Few peasant dishes are as easy and beautiful as this. This delicious French  Provençal vegetable “stew” is the perfect comfort food on a cold winter’s night. My family loves this!


stacking veggies in the pan

1 onion, diced
1 red bell pepper, diced
2 garlic cloves, minced
olive oil
2 Asian eggplants (the long skinny ones), cut into thin slices
2 zucchini, scrubbed, cut into thin slices
2 yellow summer squash, cut into thin slices
5 firm but ripe Roma tomatoes, cut into thin slices
1/2 teaspoon dried oregano,
1/2 teaspoon dried thyme,
1/2 cup shredded fresh basil leaves
1 jar meatless pasta sauce (basil and oregano)
1 can diced tomatoes
Salt and pepper to taste


In a large skillet sauté the onion and bell pepper in olive oil. Once they are translucent and have begun to carmelize, add in the minced garlic and stir for a couple of minutes. Add the jar of sauce, can of tomatoes and the herbs. Stir thoroughly.

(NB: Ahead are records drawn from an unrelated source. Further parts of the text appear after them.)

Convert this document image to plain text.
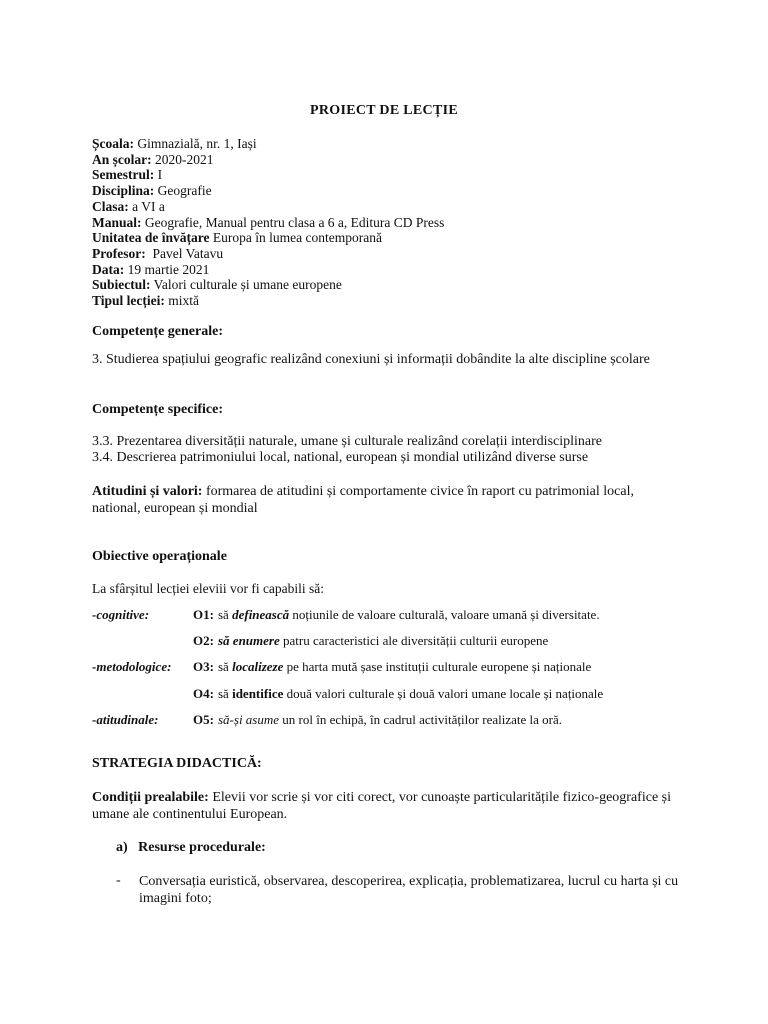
PROIECT DE LECȚIE
Școala: Gimnazială, nr. 1, Iași
An școlar: 2020-2021
Semestrul: I
Disciplina: Geografie
Clasa: a VI a
Manual: Geografie, Manual pentru clasa a 6 a, Editura CD Press
Unitatea de învățare Europa în lumea contemporană
Profesor:  Pavel Vatavu
Data: 19 martie 2021
Subiectul: Valori culturale și umane europene
Tipul lecției: mixtă
Competențe generale:
3. Studierea spațiului geografic realizând conexiuni și informații dobândite la alte discipline școlare
Competențe specifice:
3.3. Prezentarea diversității naturale, umane și culturale realizând corelații interdisciplinare
3.4. Descrierea patrimoniului local, national, european și mondial utilizând diverse surse
Atitudini și valori: formarea de atitudini și comportamente civice în raport cu patrimonial local, national, european și mondial
Obiective operaționale
La sfârșitul lecției eleviii vor fi capabili să:
-cognitive:	O1: să definească noțiunile de valoare culturală, valoare umană și diversitate.
O2: să enumere patru caracteristici ale diversității culturii europene
-metodologice: O3: să localizeze pe harta mută șase instituții culturale europene și naționale
O4: să identifice două valori culturale și două valori umane locale și naționale
-atitudinale:	O5: să-și asume un rol în echipă, în cadrul activităților realizate la oră.
STRATEGIA DIDACTICĂ:
Condiții prealabile: Elevii vor scrie și vor citi corect, vor cunoaște particularitățile fizico-geografice și umane ale continentului European.
a)   Resurse procedurale:
- Conversația euristică, observarea, descoperirea, explicația, problematizarea, lucrul cu harta și cu imagini foto;
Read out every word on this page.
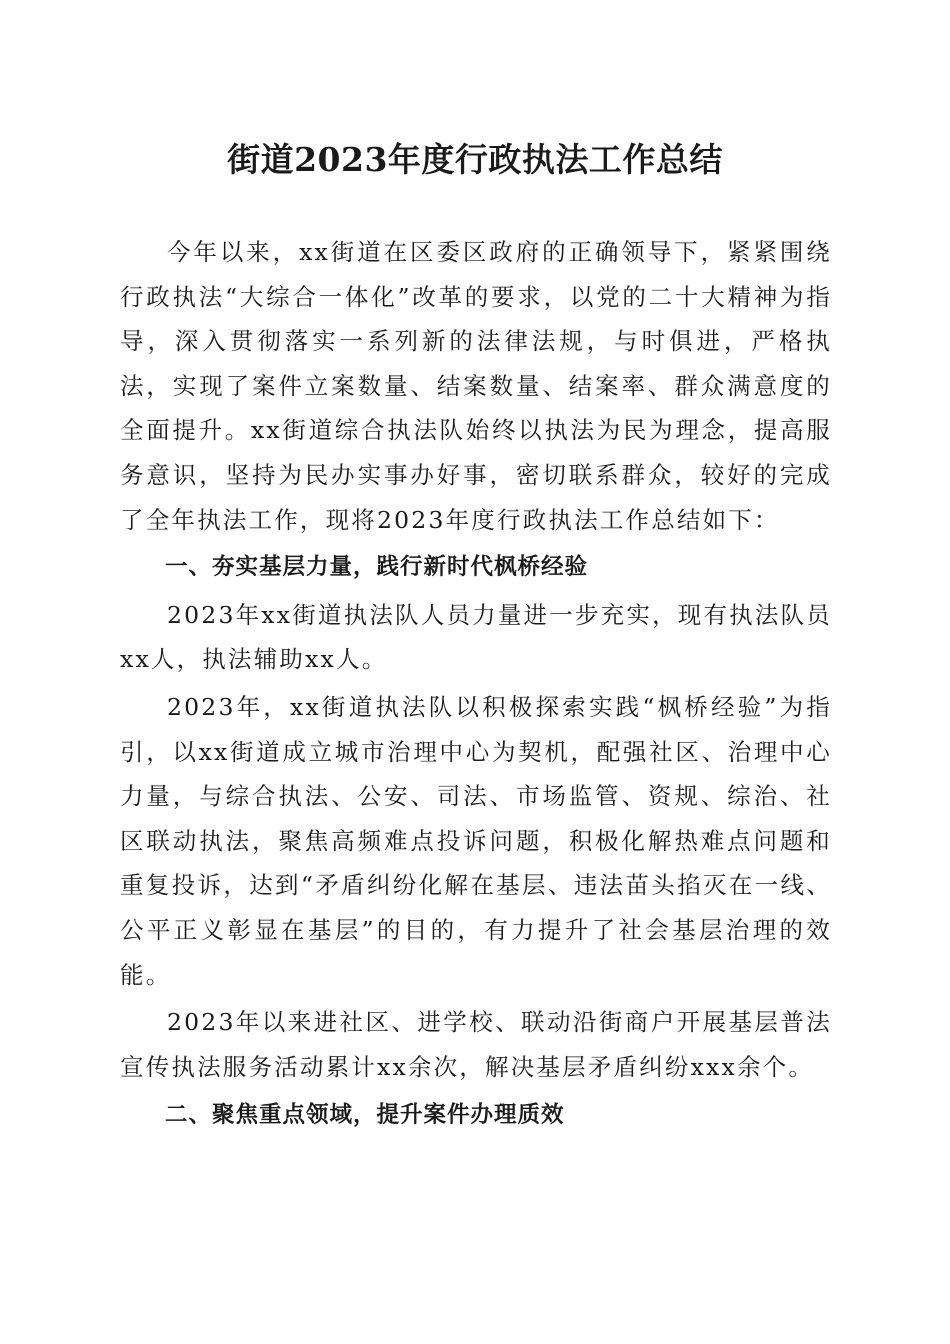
街道2023年度行政执法工作总结

今年以来，xx街道在区委区政府的正确领导下，紧紧围绕行政执法“大综合一体化”改革的要求，以党的二十大精神为指导，深入贯彻落实一系列新的法律法规，与时俱进，严格执法，实现了案件立案数量、结案数量、结案率、群众满意度的全面提升。xx街道综合执法队始终以执法为民为理念，提高服务意识，坚持为民办实事办好事，密切联系群众，较好的完成了全年执法工作，现将2023年度行政执法工作总结如下：

一、夯实基层力量，践行新时代枫桥经验

2023年xx街道执法队人员力量进一步充实，现有执法队员xx人，执法辅助xx人。

2023年，xx街道执法队以积极探索实践“枫桥经验”为指引，以xx街道成立城市治理中心为契机，配强社区、治理中心力量，与综合执法、公安、司法、市场监管、资规、综治、社区联动执法，聚焦高频难点投诉问题，积极化解热难点问题和重复投诉，达到“矛盾纠纷化解在基层、违法苗头掐灭在一线、公平正义彰显在基层”的目的，有力提升了社会基层治理的效能。

2023年以来进社区、进学校、联动沿街商户开展基层普法宣传执法服务活动累计xx余次，解决基层矛盾纠纷xxx余个。

二、聚焦重点领域，提升案件办理质效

Remove from the heat.

Grab a slice of zucchini, summer squash, eggplant and tomato, making stacks of alternating veggies. Stand them on end in the pan in a circle.

There are two ways to cook this. You can either do it on the stove top on low (zucchini make sure you put a lid on to help steam the veggies and don’t stir. It should take about 15-20 minutes on low. The sauce will bubble up between the stacks of veggies.

The only trick is making sure you have cut your veggies thin enough so they will cook through.

baked with extra basil

We sprinkle ours with nutritional yeast, but you can top with cheese if you are not a vegan. Serve with French bread and a salad. Serves about 6.